Risk Categorization: It organizes findings by risk level to help prioritize security improvements.

This type of analysis is crucial for security professionals to identify potential vulnerabilities in a network before attackers can exploit them.

Extending the Analysis

In a real-world scenario, you might want to extend this analysis by:

Adding more high-risk ports to the detection list
Updating the outdated service definitions with the latest vulnerability information
Integrating with vulnerability databases to check for known CVEs (Common Vulnerabilities and Exposures)
Adding recommendations for remediation of detected issues

The ability to programmatically analyze Nmap XML data is a powerful skill for cybersecurity professionals, as it allows for automated vulnerability assessment and integration with larger security monitoring systems.

Summary

Congratulations on completing this lab on analyzing Nmap scan results in XML format. You have learned several important skills:

Installing and Running Nmap: You learned how to install Nmap and run scans with XML output, providing a foundation for network reconnaissance.
Understanding XML Structure: You explored the structure of Nmap XML files and used command-line tools to extract specific information, giving you the ability to quickly analyze scan results.
Parsing XML with Python: You created a Python script to parse and display Nmap scan results in a readable format, demonstrating how to programmatically work with structured data.
Security Analysis: You extended your Python skills to analyze scan results for security concerns, identifying potentially risky services and generating a comprehensive security report.

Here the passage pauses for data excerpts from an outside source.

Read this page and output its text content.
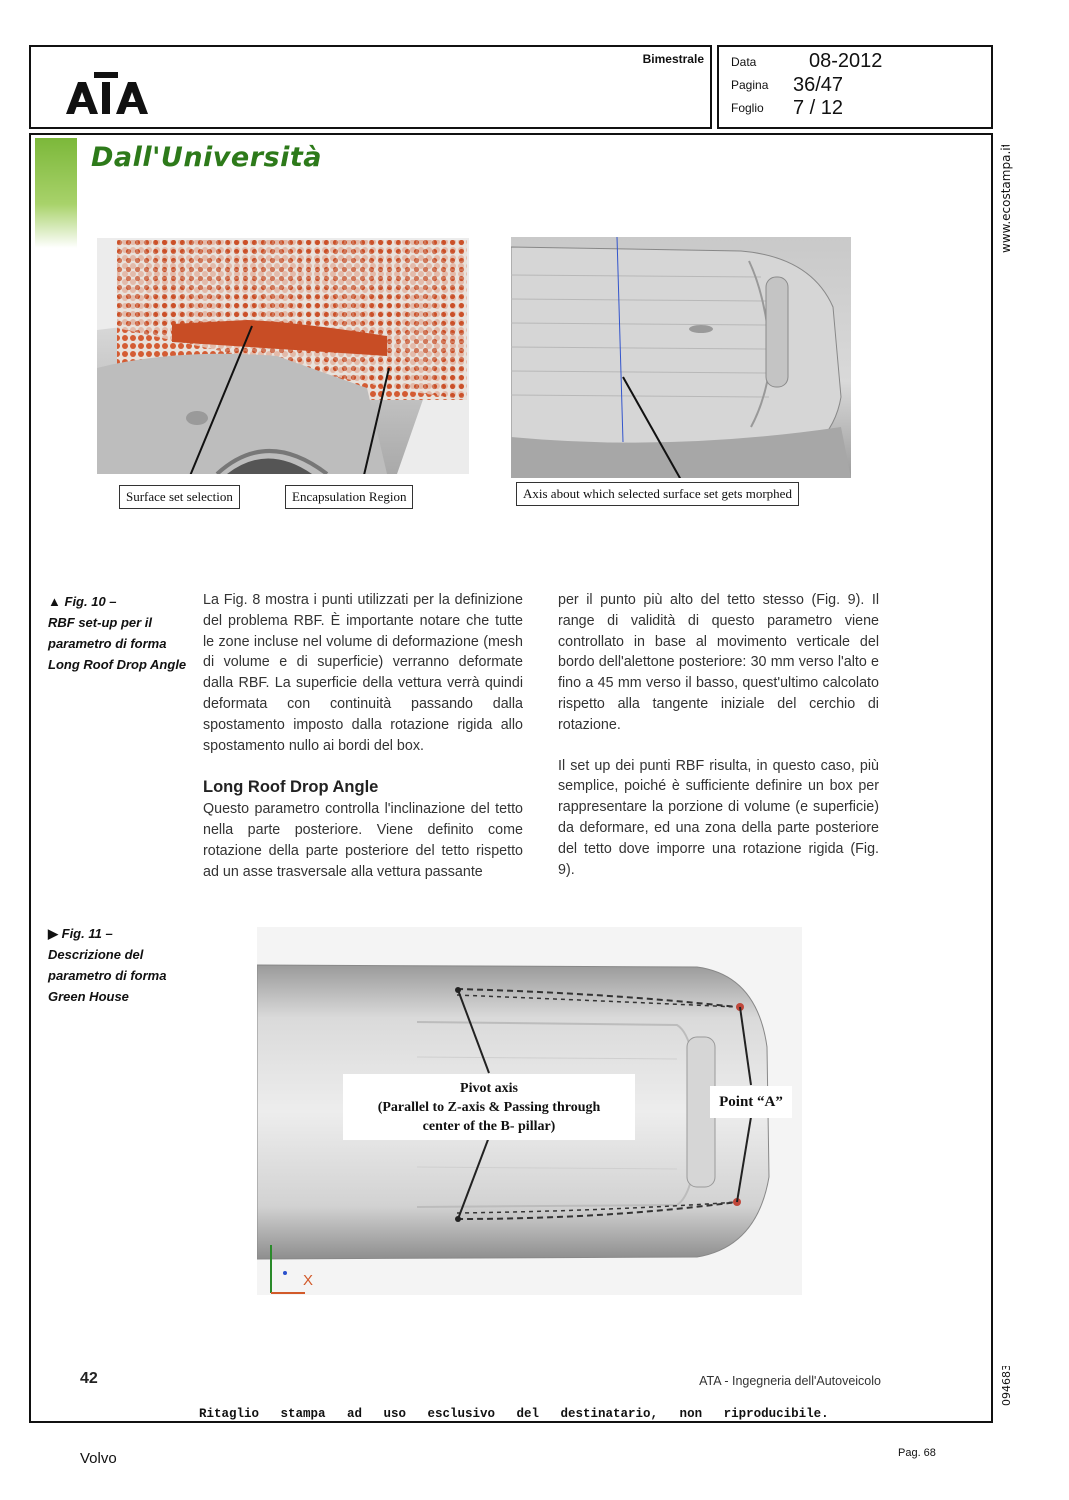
Bimestrale Data	08-2012
Pagina 36/47
Foglio 7 / 12
www.ecostampa.it
094683
Dall'Università
Surface set selection	Encapsulation Region	Axis about which selected surface set gets morphed
▲ Fig. 10 –
RBF set-up per il parametro di forma Long Roof Drop Angle
▶ Fig. 11 –
Descrizione del parametro di forma Green House

La Fig. 8 mostra i punti utilizzati per la definizione del problema RBF. È importante notare che tutte le zone incluse nel volume di deformazione (mesh di volume e di superficie) verranno deformate dalla RBF. La superficie della vettura verrà quindi deformata con continuità passando dalla spostamento imposto dalla rotazione rigida allo spostamento nullo ai bordi del box.

Long Roof Drop Angle

Questo parametro controlla l'inclinazione del tetto nella parte posteriore. Viene definito come rotazione della parte posteriore del tetto rispetto ad un asse trasversale alla vettura passante

per il punto più alto del tetto stesso (Fig. 9). Il range di validità di questo parametro viene controllato in base al movimento verticale del bordo dell'alettone posteriore: 30 mm verso l'alto e fino a 45 mm verso il basso, quest'ultimo calcolato rispetto alla tangente iniziale del cerchio di rotazione.

Il set up dei punti RBF risulta, in questo caso, più semplice, poiché è sufficiente definire un box per rappresentare la porzione di volume (e superficie) da deformare, ed una zona della parte posteriore del tetto dove imporre una rotazione rigida (Fig. 9).

Pivot axis
(Parallel to Z-axis & Passing through
center of the B- pillar)
Point “A”
X
42	ATA - Ingegneria dell'Autoveicolo
Ritaglio stampa ad uso esclusivo del destinatario, non riproducibile.
Volvo	Pag. 68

These skills are essential for cybersecurity professionals who need to perform network assessments, vulnerability scans, and security audits. The ability to automate the analysis of Nmap results allows for more efficient and thorough security monitoring.

You can further enhance these skills by:

Exploring more advanced Nmap scanning techniques
Integrating scan results with other security tools
Creating more sophisticated analysis algorithms
Developing visualization tools for scan data

Remember that network scanning should only be performed on networks you own or have explicit permission to scan, as unauthorized scanning may be illegal and unethical.